Mit dem hiergegen wiederum erhobenen Widerspruch vom 12.11.2008 trug der Kläger vor, dass nur ein geringer Teil der Folgen des Arbeitsunfalls anerkannt sei und berief sich auf das Gutachten von Prof. Dr. E., Arzt für Psychiatrie und Psychotherapie, Schwerpunkt forensische Psychiatrie, welches er bereits vor Erlass des Bescheides vom 07.11.2008 (am 13.10.2008) vorgelegt hatte. Erstellt worden war das Gutachten am 15.09.2008 für das Landgericht (LG) Stuttgart im Verfahren 8 U 120/08. Prof. Dr. E. gelangte darin zu der Auffassung, dass die Symptome einer posttraumatischen organischen psychischen Störung erfüllt seien. Diese Symptomatik sei gekennzeichnet durch Kopfschmerzen, Schwindel, Erschöpfbarkeit, Reizbarkeit, Störungen der Konzentration, des geistigen Leistungsvermögens, des Gedächtnisses (z.T. nur im Subjektiven, z.
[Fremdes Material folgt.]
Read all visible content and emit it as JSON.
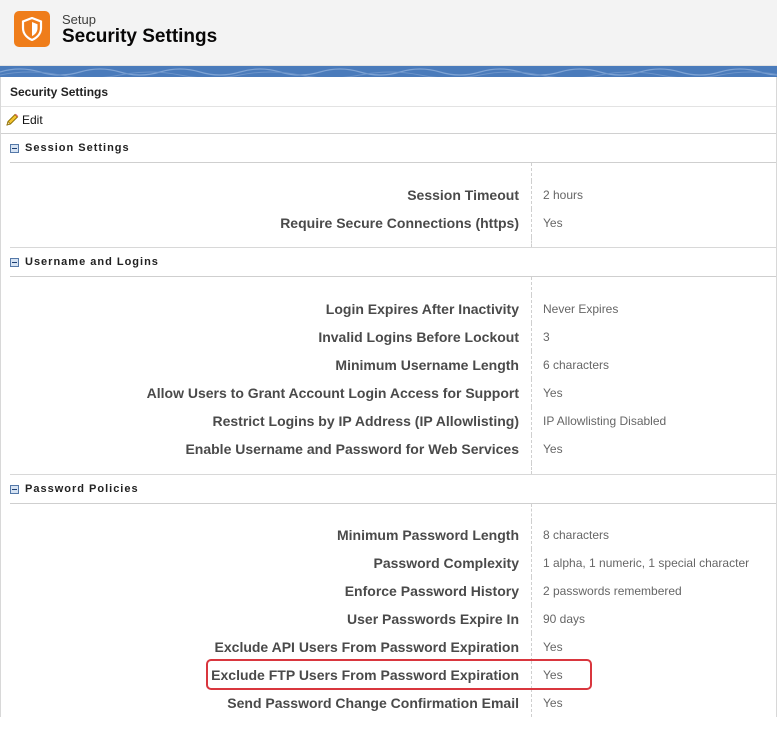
{
  "header": {
    "subtitle": "Setup",
    "title": "Security Settings"
  },
  "page": {
    "title": "Security Settings"
  },
  "toolbar": {
    "edit_label": "Edit"
  },
  "sections": [
    {
      "title": "Session Settings",
      "rows": [
        {
          "label": "Session Timeout",
          "value": "2 hours"
        },
        {
          "label": "Require Secure Connections (https)",
          "value": "Yes"
        }
      ]
    },
    {
      "title": "Username and Logins",
      "rows": [
        {
          "label": "Login Expires After Inactivity",
          "value": "Never Expires"
        },
        {
          "label": "Invalid Logins Before Lockout",
          "value": "3"
        },
        {
          "label": "Minimum Username Length",
          "value": "6 characters"
        },
        {
          "label": "Allow Users to Grant Account Login Access for Support",
          "value": "Yes"
        },
        {
          "label": "Restrict Logins by IP Address (IP Allowlisting)",
          "value": "IP Allowlisting Disabled"
        },
        {
          "label": "Enable Username and Password for Web Services",
          "value": "Yes"
        }
      ]
    },
    {
      "title": "Password Policies",
      "rows": [
        {
          "label": "Minimum Password Length",
          "value": "8 characters"
        },
        {
          "label": "Password Complexity",
          "value": "1 alpha, 1 numeric, 1 special character"
        },
        {
          "label": "Enforce Password History",
          "value": "2 passwords remembered"
        },
        {
          "label": "User Passwords Expire In",
          "value": "90 days"
        },
        {
          "label": "Exclude API Users From Password Expiration",
          "value": "Yes"
        },
        {
          "label": "Exclude FTP Users From Password Expiration",
          "value": "Yes"
        },
        {
          "label": "Send Password Change Confirmation Email",
          "value": "Yes"
        }
      ]
    }
  ],
  "colors": {
    "brand_orange": "#ef7d1a",
    "banner_blue": "#4a7bbb",
    "highlight_red": "#d9363e"
  },
  "icons": {
    "logo": "shield-icon",
    "edit": "pencil-icon",
    "section_toggle": "collapse-icon"
  }
}
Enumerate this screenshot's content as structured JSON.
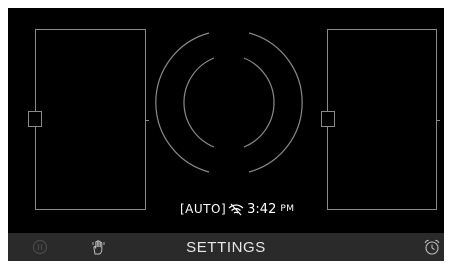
{
  "status": {
    "auto_label": "[AUTO]",
    "time": "3:42",
    "ampm": "PM"
  },
  "bottom_bar": {
    "settings_label": "SETTINGS",
    "icons": {
      "left": "power-icon",
      "hand": "hand-touch-icon",
      "right": "alarm-clock-icon"
    }
  },
  "colors": {
    "background": "#000000",
    "outline": "#8a8a8a",
    "bar": "#2a2a2a",
    "text": "#ffffff"
  }
}
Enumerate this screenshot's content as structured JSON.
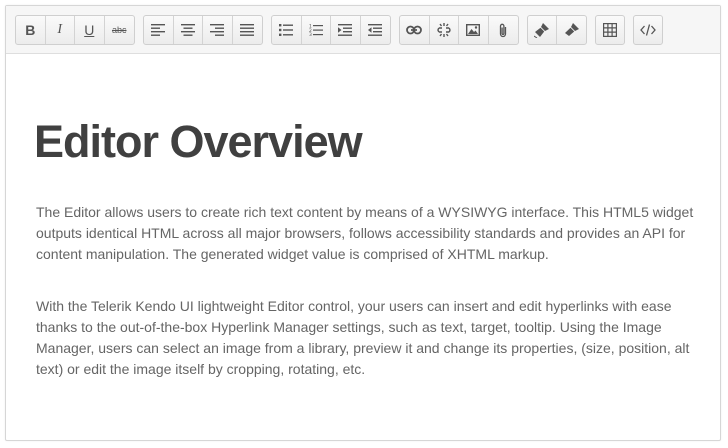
{
  "toolbar": {
    "groups": [
      [
        "bold",
        "italic",
        "underline",
        "strikethrough"
      ],
      [
        "justify-left",
        "justify-center",
        "justify-right",
        "justify-full"
      ],
      [
        "unordered-list",
        "ordered-list",
        "indent",
        "outdent"
      ],
      [
        "create-link",
        "unlink",
        "insert-image",
        "insert-file"
      ],
      [
        "clean-formatting",
        "format-painter"
      ],
      [
        "table"
      ],
      [
        "view-html"
      ]
    ],
    "bold_label": "B",
    "italic_label": "I",
    "underline_label": "U",
    "strikethrough_label": "abc"
  },
  "content": {
    "title": "Editor Overview",
    "paragraphs": [
      "The Editor allows users to create rich text content by means of a WYSIWYG interface. This HTML5 widget outputs identical HTML across all major browsers, follows accessibility standards and provides an API for content manipulation. The generated widget value is comprised of XHTML markup.",
      "With the Telerik Kendo UI lightweight Editor control, your users can insert and edit hyperlinks with ease thanks to the out-of-the-box Hyperlink Manager settings, such as text, target, tooltip. Using the Image Manager, users can select an image from a library, preview it and change its properties, (size, position, alt text) or edit the image itself by cropping, rotating, etc."
    ]
  },
  "colors": {
    "toolbar_bg": "#f6f6f6",
    "border": "#d6d6d6",
    "title": "#404040",
    "text": "#656565",
    "icon": "#555555"
  }
}
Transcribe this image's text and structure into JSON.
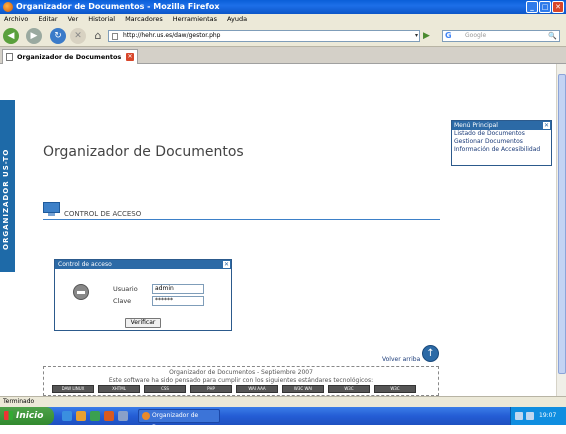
{
  "window": {
    "title": "Organizador de Documentos - Mozilla Firefox",
    "min": "_",
    "max": "□",
    "close": "✕"
  },
  "menubar": [
    "Archivo",
    "Editar",
    "Ver",
    "Historial",
    "Marcadores",
    "Herramientas",
    "Ayuda"
  ],
  "nav": {
    "url": "http://hehr.us.es/daw/gestor.php",
    "search_placeholder": "Google",
    "go": "▶",
    "url_dropdown": "▾",
    "search_g": "G",
    "search_mag": "🔍",
    "back": "◀",
    "forward": "▶",
    "reload": "↻",
    "stop": "✕",
    "home": "⌂"
  },
  "tab": {
    "label": "Organizador de Documentos",
    "close": "✕"
  },
  "page": {
    "side_label": "ORGANIZADOR US-TO",
    "title": "Organizador de Documentos",
    "section_title": "CONTROL DE ACCESO",
    "menu_principal": {
      "title": "Menú Principal",
      "close": "✕",
      "items": [
        "Listado de Documentos",
        "Gestionar Documentos",
        "Información de Accesibilidad"
      ]
    },
    "login": {
      "title": "Control de acceso",
      "close": "✕",
      "user_label": "Usuario",
      "user_value": "admin",
      "pass_label": "Clave",
      "pass_value": "******",
      "submit": "Verificar"
    },
    "volver": "Volver arriba",
    "up_arrow": "↑",
    "footer": {
      "line1": "Organizador de Documentos - Septiembre 2007",
      "line2": "Este software ha sido pensado para cumplir con los siguientes estándares tecnológicos:",
      "badges": [
        "DAW LINUX",
        "XHTML",
        "CSS",
        "PHP",
        "WAI AAA",
        "W3C WAI",
        "W3C",
        "W3C"
      ]
    }
  },
  "status": "Terminado",
  "taskbar": {
    "start": "Inicio",
    "item": "Organizador de Docu...",
    "clock": "19:07"
  }
}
T. auch als diskrete Störung testpsychologisch nachweisbar), des Schlafs, eine verminderte Belastungsfähigkeit bei Stress, emotionalen Reizen oder Alkoholunverträglichkeit. Diese Symptomatik werde auch als Pseudoneurasthenie bezeichnet, weil sie neurasthenischen Bildern ähnele, aber durch eine organische Erkrankung verursacht sei. Ursache sei vorliegend ein Schädel-Hirn-Trauma mit Substanzschädigung, wie es nach Aktenlage mit einem Schädel-Hirn-Trauma dritten Grades, einer in der Bildgebung nachgewiesenen Hirnschwellung und einer Hirnblutung der Fall gewesen sei. Die Symptomatik sei typisch, wobei auch Versuche von Patienten, die Symptome ausgeprägter darzustellen, nicht als Ausdruck von Simulation gewertet werden müssten, sondern durchaus auch Bestandteil der posttraumatischen organischen psychischen Störung sein könnten, bei der solche vermehrten Klagen, eine vermehrte Darstellung von Symptomen und ein ausgeprägtes Leiden unter Symptomen durchaus typisch seien. Zusätzlich könne nach dem Tod der Ehefrau eine depressive Reaktion angenommen werden. Diese sei v. a. durch Deprimiertheit, vermehrte Antriebsstörungen, vermehrtes Leiden unter den Symptomen der organischen psychischen Störung gekennzeichnet. Die Vermischung und Durchdringung der beiden Syndrome, auch die Überschneidung einzelner Symptome, habe dazu geführt, dass sich die ursprüngliche posttraumatische organische psychische Störung bzgl. mancher Symptome durch den Tod der Ehefrau weiter verschlimmert habe. Eine Aussage, ob der Tod der Ehefrau mit den Folgen des Unfalls zu tun habe, könne nicht getroffen werden.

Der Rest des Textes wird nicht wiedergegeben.